米国の学校では、教育設備の拡充や学校行事の運営などに必要な費用を補うべく、定期的にファンドレイジング(資金集め)が実施され、多くの生徒やその保護者がこれに参加してきました。全国教育統計センター(National Center of Education Statistics)の調査結果によると、K-12(幼稚園から高等学校までの初等中等教育)に在学する子どもの保護者のうち58%が、何らかのファンドレイジングに参加していることが明らかになっています。

その代表的なものが、生徒が“売り子”となり、親戚や近隣住民らに商品やカタログギフトを販売する手法です。収益の一部が学校に配分される仕組みとなっているため、快く購入に応じる人も少なくありませんが、商品ラインナップは、ありきたりの食器類や雑貨、冷凍食品、スナック菓子、チョコレート、キャンディなどのジャンクフードに限られ、購入者にとって魅力あるものとは言いがたいのが現状です。

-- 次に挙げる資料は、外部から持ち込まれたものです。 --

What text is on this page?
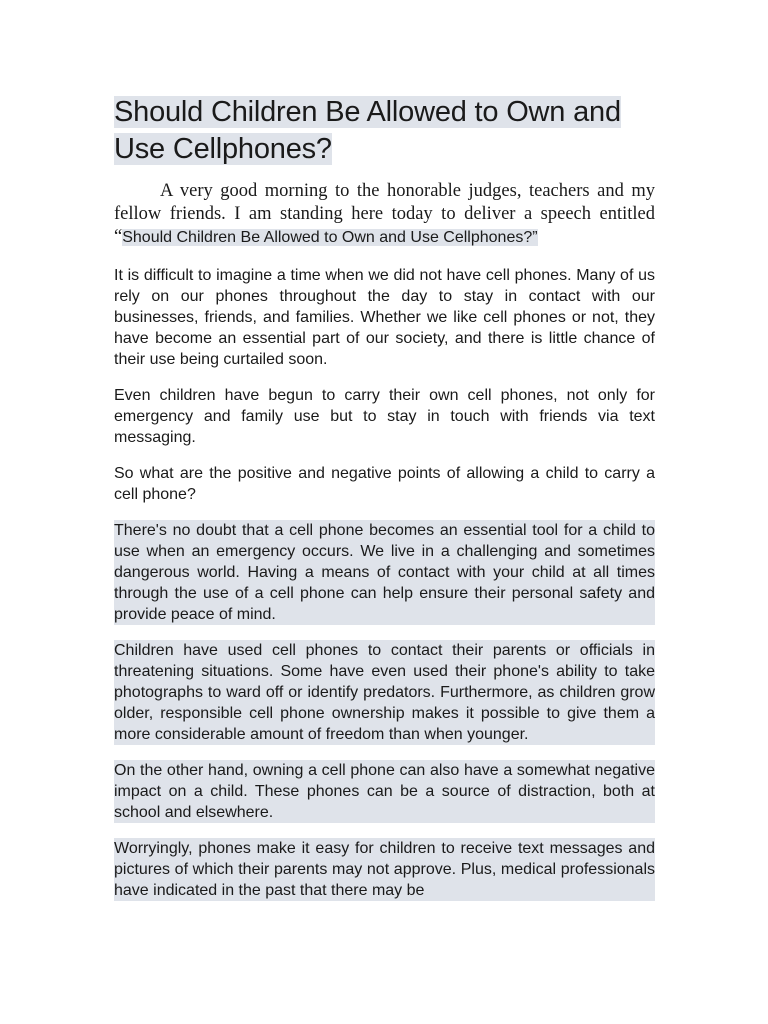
Should Children Be Allowed to Own and Use Cellphones?

A very good morning to the honorable judges, teachers and my fellow friends. I am standing here today to deliver a speech entitled “Should Children Be Allowed to Own and Use Cellphones?”

It is difficult to imagine a time when we did not have cell phones. Many of us rely on our phones throughout the day to stay in contact with our businesses, friends, and families. Whether we like cell phones or not, they have become an essential part of our society, and there is little chance of their use being curtailed soon.

Even children have begun to carry their own cell phones, not only for emergency and family use but to stay in touch with friends via text messaging.

So what are the positive and negative points of allowing a child to carry a cell phone?

There's no doubt that a cell phone becomes an essential tool for a child to use when an emergency occurs. We live in a challenging and sometimes dangerous world. Having a means of contact with your child at all times through the use of a cell phone can help ensure their personal safety and provide peace of mind.

Children have used cell phones to contact their parents or officials in threatening situations. Some have even used their phone's ability to take photographs to ward off or identify predators. Furthermore, as children grow older, responsible cell phone ownership makes it possible to give them a more considerable amount of freedom than when younger.

On the other hand, owning a cell phone can also have a somewhat negative impact on a child. These phones can be a source of distraction, both at school and elsewhere.

Worryingly, phones make it easy for children to receive text messages and pictures of which their parents may not approve. Plus, medical professionals have indicated in the past that there may be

そこで、小学校に通う二児の父親でもあるマーク・アボット(Mark Abbott)氏は、学校を中心にローカルビジネスと地域コミュニティをつなぐ新たなファンドレイジングの形態として、2013年、米ミシガン州で「FarmRaiser(ファームレイザー)」を創設しました。

FarmRaiserでは、地元農家が収穫した青果物や職人の手でつくられた加工食品などのローカルフードを、学校のファンドレイジングで販売します。従来のファンドレイジングと同様、収益の一部が学校に配分される一方、地域の住民たちは、ファンドレイジングに応じることで、地元の新鮮で美味しい食材を得ることができ、これによって、農家や加工業者ら地域の事業者をも支える仕組みとなっているのが特徴です。“売り子”である子どもたちにとっても、「地元でどのような野菜や果物が栽培され、どんな商品として加工されているのか」を知る機会となり、食育の観点からも一定の効果が期待されています。